Preemption resilience
GROMACS SLURM scripts trap SIGTERM (the signal SLURM sends before
preempting a job). When the trap fires, the script:
forwards the signal to
gmx mdrun, which flushes a.cptcheckpointwaits for GROMACS to exit
resubmits the job so production resumes from the checkpoint
Combined with --constraint, this ensures resumed jobs land on compatible
GPU hardware. This is especially important on clusters with preemptable QoS
(e.g., Blanca qos=preemptable).
Module loading (gromacs.module_load)
GROMACS on HPC clusters typically requires loading prerequisite modules
(compiler, MPI) before the GROMACS module itself.
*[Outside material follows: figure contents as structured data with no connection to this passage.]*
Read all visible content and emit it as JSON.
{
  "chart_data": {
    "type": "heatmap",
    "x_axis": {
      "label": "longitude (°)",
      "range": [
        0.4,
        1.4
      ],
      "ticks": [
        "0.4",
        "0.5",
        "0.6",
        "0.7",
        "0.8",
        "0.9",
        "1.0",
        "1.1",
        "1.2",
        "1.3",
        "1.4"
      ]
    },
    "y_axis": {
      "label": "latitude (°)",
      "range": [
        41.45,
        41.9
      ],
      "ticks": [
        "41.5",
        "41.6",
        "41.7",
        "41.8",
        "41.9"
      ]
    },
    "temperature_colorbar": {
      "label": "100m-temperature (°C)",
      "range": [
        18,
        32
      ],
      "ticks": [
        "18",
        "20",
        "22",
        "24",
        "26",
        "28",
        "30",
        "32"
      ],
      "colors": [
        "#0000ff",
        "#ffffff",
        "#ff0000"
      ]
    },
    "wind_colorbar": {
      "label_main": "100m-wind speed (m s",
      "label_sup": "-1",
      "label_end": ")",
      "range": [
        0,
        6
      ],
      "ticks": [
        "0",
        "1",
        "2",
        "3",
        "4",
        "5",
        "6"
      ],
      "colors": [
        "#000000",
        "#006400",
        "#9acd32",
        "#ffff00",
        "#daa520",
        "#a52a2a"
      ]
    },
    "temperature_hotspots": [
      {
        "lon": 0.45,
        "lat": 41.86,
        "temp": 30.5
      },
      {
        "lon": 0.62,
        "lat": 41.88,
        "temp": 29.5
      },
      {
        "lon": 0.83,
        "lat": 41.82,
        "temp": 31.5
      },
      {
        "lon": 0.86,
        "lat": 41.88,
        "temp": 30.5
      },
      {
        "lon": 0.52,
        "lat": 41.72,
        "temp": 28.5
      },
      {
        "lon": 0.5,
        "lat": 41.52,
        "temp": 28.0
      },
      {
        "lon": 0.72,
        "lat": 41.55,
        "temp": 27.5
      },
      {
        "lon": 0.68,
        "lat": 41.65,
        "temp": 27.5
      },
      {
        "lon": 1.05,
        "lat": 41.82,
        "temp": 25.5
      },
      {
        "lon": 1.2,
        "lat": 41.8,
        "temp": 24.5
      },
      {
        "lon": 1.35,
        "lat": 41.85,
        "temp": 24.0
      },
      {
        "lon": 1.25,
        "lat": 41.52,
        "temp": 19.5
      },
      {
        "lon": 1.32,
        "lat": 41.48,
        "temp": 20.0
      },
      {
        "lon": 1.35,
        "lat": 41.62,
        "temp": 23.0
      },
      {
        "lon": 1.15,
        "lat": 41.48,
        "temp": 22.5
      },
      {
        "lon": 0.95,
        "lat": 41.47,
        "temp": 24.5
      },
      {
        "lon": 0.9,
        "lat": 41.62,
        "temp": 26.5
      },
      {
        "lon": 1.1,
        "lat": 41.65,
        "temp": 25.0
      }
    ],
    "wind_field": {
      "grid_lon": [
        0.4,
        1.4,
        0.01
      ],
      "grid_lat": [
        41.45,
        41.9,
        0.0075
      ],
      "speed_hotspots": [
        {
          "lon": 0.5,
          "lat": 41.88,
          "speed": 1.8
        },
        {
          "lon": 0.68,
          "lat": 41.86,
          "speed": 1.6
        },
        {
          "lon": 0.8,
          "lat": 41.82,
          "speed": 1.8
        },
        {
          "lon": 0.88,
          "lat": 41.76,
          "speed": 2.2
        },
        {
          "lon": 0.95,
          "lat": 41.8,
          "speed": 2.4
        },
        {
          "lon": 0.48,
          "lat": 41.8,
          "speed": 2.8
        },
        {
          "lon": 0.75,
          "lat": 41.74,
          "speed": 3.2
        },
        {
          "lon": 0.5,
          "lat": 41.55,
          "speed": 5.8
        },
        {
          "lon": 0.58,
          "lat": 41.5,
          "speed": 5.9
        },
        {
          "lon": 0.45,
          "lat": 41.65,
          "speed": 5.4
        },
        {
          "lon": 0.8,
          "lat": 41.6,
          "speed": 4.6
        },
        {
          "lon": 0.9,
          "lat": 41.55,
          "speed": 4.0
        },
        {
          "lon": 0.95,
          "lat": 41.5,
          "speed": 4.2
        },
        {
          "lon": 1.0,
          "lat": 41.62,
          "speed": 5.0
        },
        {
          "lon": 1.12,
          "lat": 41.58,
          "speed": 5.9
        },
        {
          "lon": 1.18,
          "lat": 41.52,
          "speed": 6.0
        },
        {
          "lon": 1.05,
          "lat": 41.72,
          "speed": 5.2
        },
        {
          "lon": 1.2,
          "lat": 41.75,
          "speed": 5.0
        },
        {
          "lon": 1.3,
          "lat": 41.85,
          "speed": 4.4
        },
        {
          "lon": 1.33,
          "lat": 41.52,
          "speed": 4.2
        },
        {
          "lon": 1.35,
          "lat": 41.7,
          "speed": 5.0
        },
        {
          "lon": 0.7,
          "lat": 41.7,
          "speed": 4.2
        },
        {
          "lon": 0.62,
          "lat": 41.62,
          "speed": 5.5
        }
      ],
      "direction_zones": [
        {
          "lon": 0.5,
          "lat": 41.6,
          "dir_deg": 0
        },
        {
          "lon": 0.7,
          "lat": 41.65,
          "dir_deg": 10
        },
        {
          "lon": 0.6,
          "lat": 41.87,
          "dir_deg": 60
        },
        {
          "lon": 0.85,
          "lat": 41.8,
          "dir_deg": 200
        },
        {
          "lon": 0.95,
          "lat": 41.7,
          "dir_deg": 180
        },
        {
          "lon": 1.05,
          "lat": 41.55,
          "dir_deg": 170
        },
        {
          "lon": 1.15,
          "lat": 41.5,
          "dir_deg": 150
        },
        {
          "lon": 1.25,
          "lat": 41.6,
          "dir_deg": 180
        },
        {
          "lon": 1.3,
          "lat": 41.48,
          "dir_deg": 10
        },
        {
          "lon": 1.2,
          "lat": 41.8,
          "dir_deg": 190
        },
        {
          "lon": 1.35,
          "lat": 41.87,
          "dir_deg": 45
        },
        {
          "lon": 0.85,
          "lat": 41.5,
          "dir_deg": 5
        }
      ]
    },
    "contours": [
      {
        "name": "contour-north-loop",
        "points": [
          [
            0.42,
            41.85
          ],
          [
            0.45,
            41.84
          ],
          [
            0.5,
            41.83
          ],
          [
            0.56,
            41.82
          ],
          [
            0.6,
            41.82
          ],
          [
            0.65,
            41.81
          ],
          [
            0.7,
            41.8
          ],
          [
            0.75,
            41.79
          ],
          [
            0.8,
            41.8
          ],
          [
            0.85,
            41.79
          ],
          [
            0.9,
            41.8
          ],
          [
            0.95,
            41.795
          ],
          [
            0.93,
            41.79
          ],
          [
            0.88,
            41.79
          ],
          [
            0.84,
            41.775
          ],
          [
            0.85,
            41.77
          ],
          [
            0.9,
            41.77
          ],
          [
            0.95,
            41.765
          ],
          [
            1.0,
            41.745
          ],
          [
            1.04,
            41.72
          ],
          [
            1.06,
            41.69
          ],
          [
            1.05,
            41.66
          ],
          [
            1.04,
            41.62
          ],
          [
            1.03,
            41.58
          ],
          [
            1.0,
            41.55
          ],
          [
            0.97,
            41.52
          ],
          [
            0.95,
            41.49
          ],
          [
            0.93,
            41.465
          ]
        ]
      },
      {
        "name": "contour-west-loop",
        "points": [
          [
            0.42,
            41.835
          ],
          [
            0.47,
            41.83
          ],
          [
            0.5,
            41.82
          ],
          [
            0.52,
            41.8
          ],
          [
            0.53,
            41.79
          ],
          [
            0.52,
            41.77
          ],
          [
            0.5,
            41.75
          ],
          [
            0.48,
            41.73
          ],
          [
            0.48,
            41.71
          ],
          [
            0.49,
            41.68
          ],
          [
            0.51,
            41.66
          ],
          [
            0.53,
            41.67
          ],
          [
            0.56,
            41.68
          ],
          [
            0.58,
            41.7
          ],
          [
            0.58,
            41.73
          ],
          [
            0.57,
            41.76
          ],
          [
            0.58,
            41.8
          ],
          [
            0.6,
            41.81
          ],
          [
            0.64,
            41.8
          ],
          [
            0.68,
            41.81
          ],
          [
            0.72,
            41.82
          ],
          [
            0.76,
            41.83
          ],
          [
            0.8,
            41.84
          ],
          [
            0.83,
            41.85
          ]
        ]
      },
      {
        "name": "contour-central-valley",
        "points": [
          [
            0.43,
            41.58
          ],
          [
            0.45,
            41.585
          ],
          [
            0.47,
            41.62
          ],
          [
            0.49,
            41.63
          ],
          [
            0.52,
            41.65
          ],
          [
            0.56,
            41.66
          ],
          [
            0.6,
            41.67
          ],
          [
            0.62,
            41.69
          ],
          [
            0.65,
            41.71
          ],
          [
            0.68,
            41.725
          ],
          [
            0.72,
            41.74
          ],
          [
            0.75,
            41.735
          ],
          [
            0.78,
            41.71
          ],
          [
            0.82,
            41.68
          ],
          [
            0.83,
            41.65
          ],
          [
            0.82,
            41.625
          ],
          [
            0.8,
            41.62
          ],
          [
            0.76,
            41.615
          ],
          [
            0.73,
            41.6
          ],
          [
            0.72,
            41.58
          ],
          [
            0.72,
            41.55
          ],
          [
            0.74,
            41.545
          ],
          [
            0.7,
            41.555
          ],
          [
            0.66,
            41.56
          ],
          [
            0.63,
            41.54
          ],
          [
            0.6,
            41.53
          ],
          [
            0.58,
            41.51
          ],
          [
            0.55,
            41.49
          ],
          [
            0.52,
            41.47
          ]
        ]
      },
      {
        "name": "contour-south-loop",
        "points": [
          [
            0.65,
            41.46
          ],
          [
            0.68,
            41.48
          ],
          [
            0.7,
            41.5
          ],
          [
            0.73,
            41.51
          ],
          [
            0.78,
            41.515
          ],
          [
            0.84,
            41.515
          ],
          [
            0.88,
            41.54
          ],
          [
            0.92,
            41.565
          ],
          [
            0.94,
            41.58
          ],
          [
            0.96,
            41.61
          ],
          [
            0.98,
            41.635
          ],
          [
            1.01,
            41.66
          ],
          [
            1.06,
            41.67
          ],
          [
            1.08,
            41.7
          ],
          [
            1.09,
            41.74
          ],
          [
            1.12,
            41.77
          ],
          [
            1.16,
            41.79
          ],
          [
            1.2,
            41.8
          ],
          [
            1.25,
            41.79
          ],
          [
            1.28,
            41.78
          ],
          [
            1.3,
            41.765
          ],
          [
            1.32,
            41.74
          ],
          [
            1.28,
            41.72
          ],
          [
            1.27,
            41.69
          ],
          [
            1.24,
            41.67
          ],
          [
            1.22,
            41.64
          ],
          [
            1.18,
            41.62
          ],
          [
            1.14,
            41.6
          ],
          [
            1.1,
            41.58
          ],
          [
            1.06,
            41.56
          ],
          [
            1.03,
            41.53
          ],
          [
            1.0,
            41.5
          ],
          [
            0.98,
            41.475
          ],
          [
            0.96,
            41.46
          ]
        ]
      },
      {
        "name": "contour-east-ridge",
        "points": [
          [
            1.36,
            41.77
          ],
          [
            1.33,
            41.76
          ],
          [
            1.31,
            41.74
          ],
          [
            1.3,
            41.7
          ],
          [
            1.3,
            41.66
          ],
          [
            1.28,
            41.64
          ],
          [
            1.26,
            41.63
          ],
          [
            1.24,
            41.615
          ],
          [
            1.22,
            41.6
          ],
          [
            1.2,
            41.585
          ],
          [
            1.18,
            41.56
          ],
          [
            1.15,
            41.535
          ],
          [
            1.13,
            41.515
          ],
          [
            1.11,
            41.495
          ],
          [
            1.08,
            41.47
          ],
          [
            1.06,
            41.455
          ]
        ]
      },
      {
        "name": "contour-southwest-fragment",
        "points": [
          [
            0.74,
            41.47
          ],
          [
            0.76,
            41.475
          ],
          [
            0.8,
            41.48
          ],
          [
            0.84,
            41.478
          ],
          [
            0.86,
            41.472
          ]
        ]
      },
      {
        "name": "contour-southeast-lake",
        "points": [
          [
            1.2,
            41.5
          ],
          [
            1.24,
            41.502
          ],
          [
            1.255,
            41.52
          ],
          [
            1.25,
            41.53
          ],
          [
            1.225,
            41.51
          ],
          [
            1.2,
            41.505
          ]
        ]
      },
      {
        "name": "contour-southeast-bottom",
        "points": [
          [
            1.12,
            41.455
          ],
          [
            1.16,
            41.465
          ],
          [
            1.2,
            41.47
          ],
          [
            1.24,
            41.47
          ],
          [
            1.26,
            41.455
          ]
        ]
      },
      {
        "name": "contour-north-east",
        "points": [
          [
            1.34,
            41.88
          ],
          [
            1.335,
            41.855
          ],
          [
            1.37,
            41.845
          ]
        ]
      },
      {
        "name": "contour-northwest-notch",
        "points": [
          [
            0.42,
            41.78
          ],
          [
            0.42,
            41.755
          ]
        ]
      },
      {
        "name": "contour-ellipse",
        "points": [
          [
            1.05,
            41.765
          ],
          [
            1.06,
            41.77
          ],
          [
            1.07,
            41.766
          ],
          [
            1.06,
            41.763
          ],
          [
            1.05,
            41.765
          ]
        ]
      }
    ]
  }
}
Use the gromacs.module_load
config field — it is inserted verbatim into the generated SLURM script:
gromacs:
module_load: "module load gcc/11.2.0 openmpi/4.1.1 gromacs/2024.2"
List prerequisites before the GROMACS module so dependencies resolve in order.
Common fixes
pixi: command not found
Make sure pixi is available in non-interactive shells, not only your login
shell setup.
job dies with OOM
Increase --memory, reduce system size, or test with fewer polymers.
config path no longer exists
The generated script stores the config path it was given at submission time. If you move the config, regenerate the scripts and resubmit.
need to stop a job permanently
Because standard cancellation can trigger graceful restart behavior, use:
scancel --signal=KILL <job_id>